Выбрать главу

Сзади послышался рокот моторов. Марчевский оглянулся — на улицу втягивалась моторизованная часть немцев. Пятнистые тенты огромных грузовиков опущены, глухо гудят бронетранспортеры, стрекочут подпрыгивающие на булыжной мостовой мотоциклы, разбрызгивая далеко в стороны грязь из-под колес.

Не стоило лишний раз искушать судьбу, и пан Викентий свернул за угол. Там, как он помнил, было кафе, в котором ему доводилось раз-другой выпить чашечку кофе. Тихое, по-домашнему уютное, с большой пальмой в деревянной кадке, стянутой ржавыми обручами, с темным паркетным полом и маленькими столиками на двоих, покрытыми разноцветными скатертями.
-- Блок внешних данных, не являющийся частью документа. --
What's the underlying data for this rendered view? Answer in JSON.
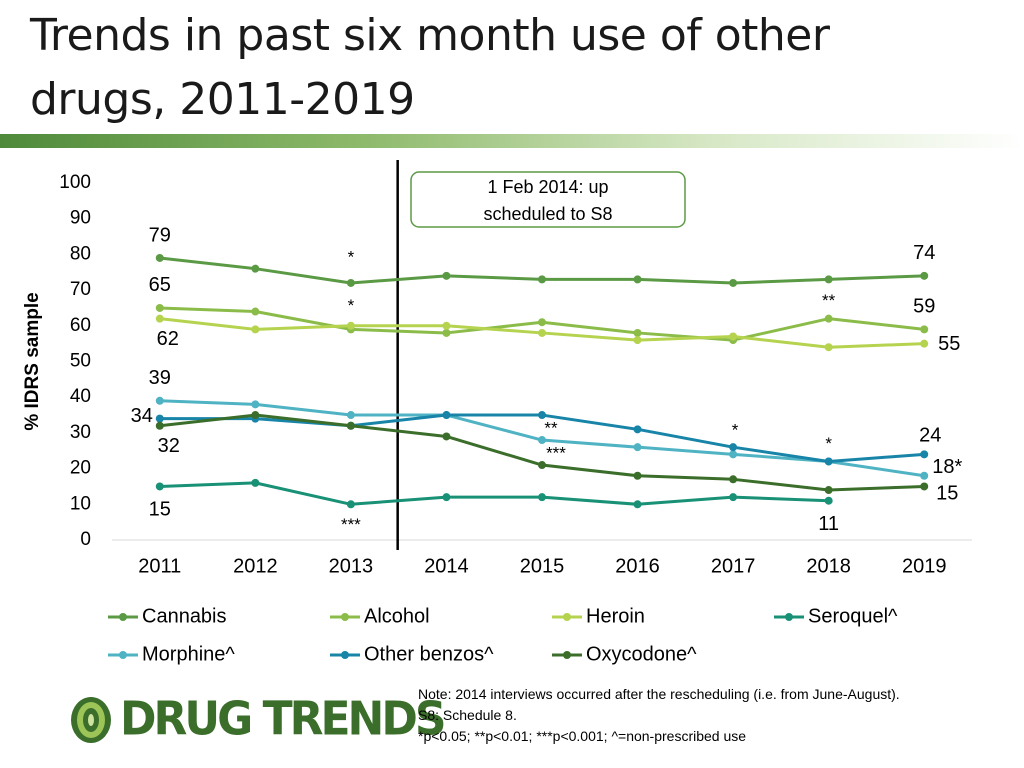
{
  "page": {
    "title": "Trends in past six month use of other drugs, 2011-2019",
    "notes": [
      "Note: 2014 interviews occurred after the rescheduling (i.e. from June-August).",
      "S8: Schedule 8.",
      "*p<0.05; **p<0.01; ***p<0.001; ^=non-prescribed use"
    ],
    "logo_text": "DRUG TRENDS"
  },
  "chart_data": {
    "type": "line",
    "title": "Trends in past six month use of other drugs, 2011-2019",
    "xlabel": "",
    "ylabel": "% IDRS sample",
    "ylim": [
      0,
      100
    ],
    "yticks": [
      0,
      10,
      20,
      30,
      40,
      50,
      60,
      70,
      80,
      90,
      100
    ],
    "categories": [
      "2011",
      "2012",
      "2013",
      "2014",
      "2015",
      "2016",
      "2017",
      "2018",
      "2019"
    ],
    "legend_position": "bottom",
    "series": [
      {
        "name": "Cannabis",
        "color": "#5b9a45",
        "values": [
          79,
          76,
          72,
          74,
          73,
          73,
          72,
          73,
          74
        ]
      },
      {
        "name": "Alcohol",
        "color": "#8bbc49",
        "values": [
          65,
          64,
          59,
          58,
          61,
          58,
          56,
          62,
          59
        ]
      },
      {
        "name": "Heroin",
        "color": "#b5d34f",
        "values": [
          62,
          59,
          60,
          60,
          58,
          56,
          57,
          54,
          55
        ]
      },
      {
        "name": "Seroquel^",
        "color": "#199176",
        "values": [
          15,
          16,
          10,
          12,
          12,
          10,
          12,
          11,
          null
        ]
      },
      {
        "name": "Morphine^",
        "color": "#4fb3c4",
        "values": [
          39,
          38,
          35,
          35,
          28,
          26,
          24,
          22,
          18
        ]
      },
      {
        "name": "Other benzos^",
        "color": "#1784a8",
        "values": [
          34,
          34,
          32,
          35,
          35,
          31,
          26,
          22,
          24
        ]
      },
      {
        "name": "Oxycodone^",
        "color": "#3b6e2a",
        "values": [
          32,
          35,
          32,
          29,
          21,
          18,
          17,
          14,
          15
        ]
      }
    ],
    "value_labels": [
      {
        "text": "79",
        "series": "Cannabis",
        "category": "2011"
      },
      {
        "text": "74",
        "series": "Cannabis",
        "category": "2019"
      },
      {
        "text": "65",
        "series": "Alcohol",
        "category": "2011"
      },
      {
        "text": "59",
        "series": "Alcohol",
        "category": "2019"
      },
      {
        "text": "62",
        "series": "Heroin",
        "category": "2011"
      },
      {
        "text": "55",
        "series": "Heroin",
        "category": "2019"
      },
      {
        "text": "39",
        "series": "Morphine^",
        "category": "2011"
      },
      {
        "text": "18*",
        "series": "Morphine^",
        "category": "2019"
      },
      {
        "text": "34",
        "series": "Other benzos^",
        "category": "2011"
      },
      {
        "text": "24",
        "series": "Other benzos^",
        "category": "2019"
      },
      {
        "text": "32",
        "series": "Oxycodone^",
        "category": "2011"
      },
      {
        "text": "15",
        "series": "Oxycodone^",
        "category": "2019"
      },
      {
        "text": "15",
        "series": "Seroquel^",
        "category": "2011"
      },
      {
        "text": "11",
        "series": "Seroquel^",
        "category": "2018"
      }
    ],
    "significance_marks": [
      {
        "text": "*",
        "series": "Cannabis",
        "category": "2013"
      },
      {
        "text": "*",
        "series": "Alcohol",
        "category": "2013"
      },
      {
        "text": "***",
        "series": "Seroquel^",
        "category": "2013"
      },
      {
        "text": "**",
        "series": "Morphine^",
        "category": "2015"
      },
      {
        "text": "***",
        "series": "Oxycodone^",
        "category": "2015"
      },
      {
        "text": "*",
        "series": "Other benzos^",
        "category": "2017"
      },
      {
        "text": "**",
        "series": "Alcohol",
        "category": "2018"
      },
      {
        "text": "*",
        "series": "Other benzos^",
        "category": "2018"
      }
    ],
    "annotation": {
      "text_lines": [
        "1 Feb 2014: up",
        "scheduled to S8"
      ],
      "event_between": [
        "2013",
        "2014"
      ]
    },
    "grid": false
  }
}
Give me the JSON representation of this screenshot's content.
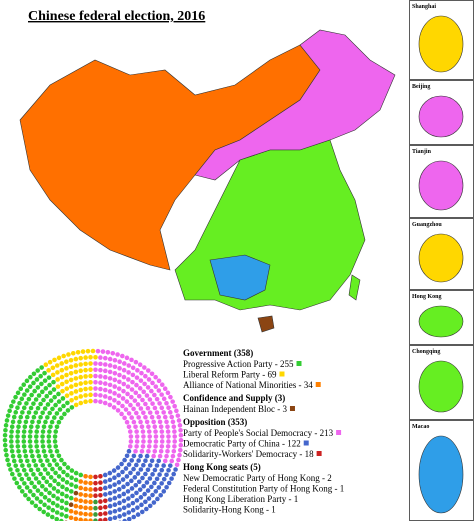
{
  "title": "Chinese federal election, 2016",
  "insets": [
    {
      "label": "Shanghai"
    },
    {
      "label": "Beijing"
    },
    {
      "label": "Tianjin"
    },
    {
      "label": "Guangzhou"
    },
    {
      "label": "Hong Kong"
    },
    {
      "label": "Chongqing"
    },
    {
      "label": "Macao"
    }
  ],
  "legend": {
    "groups": [
      {
        "heading": "Government (358)",
        "parties": [
          {
            "label": "Progressive Action Party - 255",
            "seats": 255,
            "color": "#33cc33"
          },
          {
            "label": "Liberal Reform Party - 69",
            "seats": 69,
            "color": "#ffd700"
          },
          {
            "label": "Alliance of National Minorities - 34",
            "seats": 34,
            "color": "#ff8000"
          }
        ]
      },
      {
        "heading": "Confidence and Supply (3)",
        "parties": [
          {
            "label": "Hainan Independent Bloc - 3",
            "seats": 3,
            "color": "#8b4513"
          }
        ]
      },
      {
        "heading": "Opposition (353)",
        "parties": [
          {
            "label": "Party of People's Social Democracy - 213",
            "seats": 213,
            "color": "#ee66ee"
          },
          {
            "label": "Democratic Party of China - 122",
            "seats": 122,
            "color": "#4466cc"
          },
          {
            "label": "Solidarity-Workers' Democracy - 18",
            "seats": 18,
            "color": "#cc2222"
          }
        ]
      },
      {
        "heading": "Hong Kong seats (5)",
        "parties": [
          {
            "label": "New Democratic Party of Hong Kong - 2",
            "seats": 2
          },
          {
            "label": "Federal Constitution Party of Hong Kong - 1",
            "seats": 1
          },
          {
            "label": "Hong Kong Liberation Party - 1",
            "seats": 1
          },
          {
            "label": "Solidarity-Hong Kong - 1",
            "seats": 1
          }
        ]
      }
    ]
  }
}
К счастью, маленькое кафе оказалось целым и было открыто. Еще раз оглянувшись на казавшуюся бесконечной колонну немецких войск, Марчевский толкнул знакомую дверь.
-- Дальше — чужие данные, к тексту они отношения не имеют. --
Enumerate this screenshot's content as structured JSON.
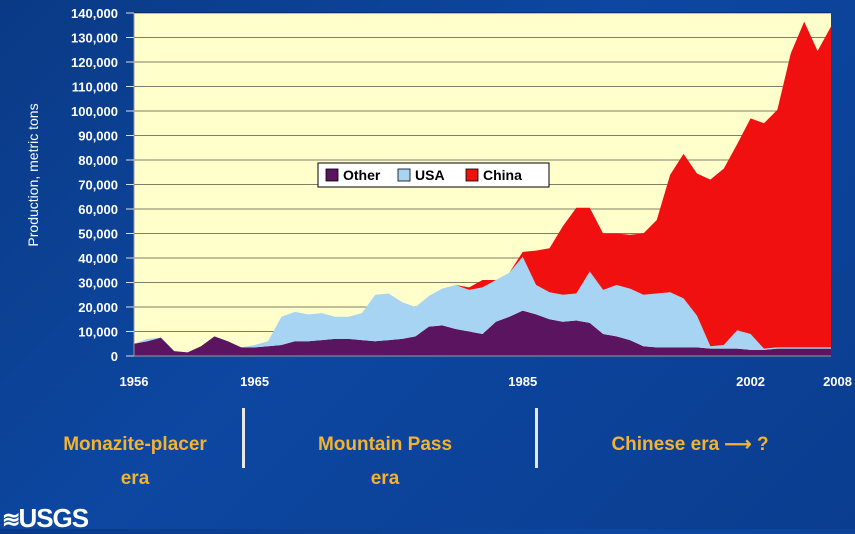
{
  "chart_data": {
    "type": "area",
    "stacked": true,
    "ylabel": "Production, metric tons",
    "xlabel": "",
    "title": "",
    "ylim": [
      0,
      140000
    ],
    "xlim": [
      1956,
      2008
    ],
    "y_ticks": [
      "0",
      "10,000",
      "20,000",
      "30,000",
      "40,000",
      "50,000",
      "60,000",
      "70,000",
      "80,000",
      "90,000",
      "100,000",
      "110,000",
      "120,000",
      "130,000",
      "140,000"
    ],
    "x_ticks": [
      "1956",
      "1965",
      "1985",
      "2002",
      "2008"
    ],
    "x_tick_values": [
      1956,
      1965,
      1985,
      2002,
      2008
    ],
    "grid": true,
    "legend": {
      "position": "center",
      "entries": [
        "Other",
        "USA",
        "China"
      ]
    },
    "colors": {
      "Other": "#5a1460",
      "USA": "#a8d4f4",
      "China": "#f01010",
      "plot_bg": "#ffffcc"
    },
    "x": [
      1956,
      1957,
      1958,
      1959,
      1960,
      1961,
      1962,
      1963,
      1964,
      1965,
      1966,
      1967,
      1968,
      1969,
      1970,
      1971,
      1972,
      1973,
      1974,
      1975,
      1976,
      1977,
      1978,
      1979,
      1980,
      1981,
      1982,
      1983,
      1984,
      1985,
      1986,
      1987,
      1988,
      1989,
      1990,
      1991,
      1992,
      1993,
      1994,
      1995,
      1996,
      1997,
      1998,
      1999,
      2000,
      2001,
      2002,
      2003,
      2004,
      2005,
      2006,
      2007,
      2008
    ],
    "series": [
      {
        "name": "Other",
        "values": [
          5000,
          6000,
          7500,
          2000,
          1500,
          4000,
          8000,
          6000,
          3500,
          3500,
          4000,
          4500,
          6000,
          6000,
          6500,
          7000,
          7000,
          6500,
          6000,
          6500,
          7000,
          8000,
          12000,
          12500,
          11000,
          10000,
          9000,
          14000,
          16000,
          18500,
          17000,
          15000,
          14000,
          14500,
          13500,
          9000,
          8000,
          6500,
          4000,
          3500,
          3500,
          3500,
          3500,
          3000,
          3000,
          3000,
          2500,
          2500,
          3000,
          3000,
          3000,
          3000,
          3000
        ]
      },
      {
        "name": "USA",
        "values": [
          0,
          1000,
          0,
          0,
          0,
          0,
          0,
          0,
          0,
          1000,
          2000,
          11500,
          12000,
          11000,
          11000,
          9000,
          9000,
          11000,
          19000,
          19000,
          15000,
          12000,
          12500,
          15000,
          18000,
          17000,
          19000,
          17000,
          18000,
          22000,
          12000,
          11000,
          11000,
          11000,
          21000,
          18000,
          21000,
          21000,
          21000,
          22000,
          22500,
          20000,
          13000,
          1000,
          1500,
          7500,
          6500,
          500,
          500,
          500,
          500,
          500,
          500
        ]
      },
      {
        "name": "China",
        "values": [
          0,
          0,
          0,
          0,
          0,
          0,
          0,
          0,
          0,
          0,
          0,
          0,
          0,
          0,
          0,
          0,
          0,
          0,
          0,
          0,
          0,
          0,
          0,
          0,
          0,
          1000,
          3000,
          0,
          0,
          2000,
          14000,
          18000,
          28000,
          35000,
          26000,
          23000,
          21000,
          22000,
          25000,
          30000,
          48000,
          59000,
          58000,
          68000,
          72000,
          76000,
          88000,
          92000,
          97000,
          120000,
          133000,
          121000,
          131000
        ]
      }
    ]
  },
  "eras": [
    {
      "line1": "Monazite-placer",
      "line2": "era"
    },
    {
      "line1": "Mountain Pass",
      "line2": "era"
    },
    {
      "line1": "Chinese era ⟶  ?",
      "line2": ""
    }
  ],
  "logo": {
    "text": "USGS",
    "icon": "usgs-wave-icon"
  }
}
Кадка с пальмой стояла на старом месте, в углу. Правда, развесистая крона слегка пожелтела и пожухла, острые длинные листья поникли, как сложенные веера. Столики, за которыми сидели немногочисленные посетители, уже не покрывали разноцветные скатерти и, самое главное, как отметил про себя пан Викентий, совсем пропал запах — дразнящий, вызывающий аппетит и предвкушение праздника запах шоколада, ванили и хорошего кофе, сваренного по-варшавски.

Подойдя к стойке, за которой пожилой хозяин перебирал пластинки, решая, какую из них поставить на старенький патефон, Марчевский попросил кружку пива и бутерброд. Хозяин, не удостоив его взглядом, молча кивнул и, остановив выбор на одной из пластинок, бережно насадил ее на штырек патефонного круга. Склонив голову на бок, словно прилежный ученик, выводящий в тетради заданные строгим учителем чистописания упражнения, он начал заводить патефон, шевеля губами и отсчитывая обороты ручки — ровно двадцать четыре. Тихо опустил на черный диск иглу и, взяв полотенце, начал протирать кружку.
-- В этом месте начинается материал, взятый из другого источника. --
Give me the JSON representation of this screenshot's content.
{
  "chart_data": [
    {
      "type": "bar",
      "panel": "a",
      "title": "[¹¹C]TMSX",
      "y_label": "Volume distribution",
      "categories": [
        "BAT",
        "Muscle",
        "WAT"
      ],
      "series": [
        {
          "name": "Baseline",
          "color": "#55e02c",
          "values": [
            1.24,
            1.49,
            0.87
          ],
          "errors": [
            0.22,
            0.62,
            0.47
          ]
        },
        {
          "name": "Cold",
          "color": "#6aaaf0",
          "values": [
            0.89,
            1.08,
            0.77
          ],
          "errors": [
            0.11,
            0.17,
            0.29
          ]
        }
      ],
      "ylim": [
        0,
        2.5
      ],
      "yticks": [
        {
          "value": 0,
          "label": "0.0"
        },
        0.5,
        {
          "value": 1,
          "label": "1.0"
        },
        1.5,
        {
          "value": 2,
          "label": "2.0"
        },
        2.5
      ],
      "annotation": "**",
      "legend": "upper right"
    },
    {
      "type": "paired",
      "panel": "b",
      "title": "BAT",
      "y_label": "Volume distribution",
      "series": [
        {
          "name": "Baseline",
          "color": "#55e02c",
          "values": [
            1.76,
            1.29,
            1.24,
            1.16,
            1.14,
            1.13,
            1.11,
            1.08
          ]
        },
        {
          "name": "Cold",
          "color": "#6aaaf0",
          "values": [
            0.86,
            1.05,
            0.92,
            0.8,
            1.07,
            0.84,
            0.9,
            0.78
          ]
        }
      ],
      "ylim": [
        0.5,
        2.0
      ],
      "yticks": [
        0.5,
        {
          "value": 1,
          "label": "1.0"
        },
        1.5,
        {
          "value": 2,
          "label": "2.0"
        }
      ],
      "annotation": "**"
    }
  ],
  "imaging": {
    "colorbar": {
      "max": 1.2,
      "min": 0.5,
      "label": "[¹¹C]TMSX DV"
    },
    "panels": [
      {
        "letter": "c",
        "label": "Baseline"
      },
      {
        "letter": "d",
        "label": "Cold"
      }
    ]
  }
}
Пан Викентий сразу узнал любимое им танго Ежи Петербургского. Вот вступил аккордеон, легко полилась мелодия, подхваченная саксофоном, женский и мужской голоса запели дуэтом о синих цветах разлуки и давно ушедшей любви. «Как много и как мало отпущено человеку в жизни. Сначала он спешит вперед, а потом начинает сожалеть о прошлом, живя воспоминаниями о былом», — подумал Марчевский, беря кружку с дурным — видно было уже по пене — пивом, небрежно подвинутую к нему по прилавку хозяином. На маленькой сервировочной тарелочке появился бутерброд — серый кусок хлеба с тонким слоем маргарина и крошками паштета неизвестного происхождения. Скорее всего, из конины.

Танго напомнило о поездке с женой в Париж, выступление молодого, малоизвестного шансонье Жана Габена, исполнявшего под аккомпанемент аккордеона песни парижских окраин и рабочих кварталов. Тогда, после концерта, покойная жена сказала, что знает о Зосе. Как честный человек он должен сделать выбор: семья или любовница. Выбор за него сделала война. Хорошо еще, что остались живы дети и их удалось отправить из Варшавы в деревню, к дальним родственникам жены. А Янина не убереглась. Судьба? Когда-нибудь, правда, видимо, еще очень не скоро, война кончится, а дети подрастут. Смогут ли они понять его, принять Зосю, если, конечно, все они останутся живы. Стоит ли сейчас, надрывая сердце, думать об этом?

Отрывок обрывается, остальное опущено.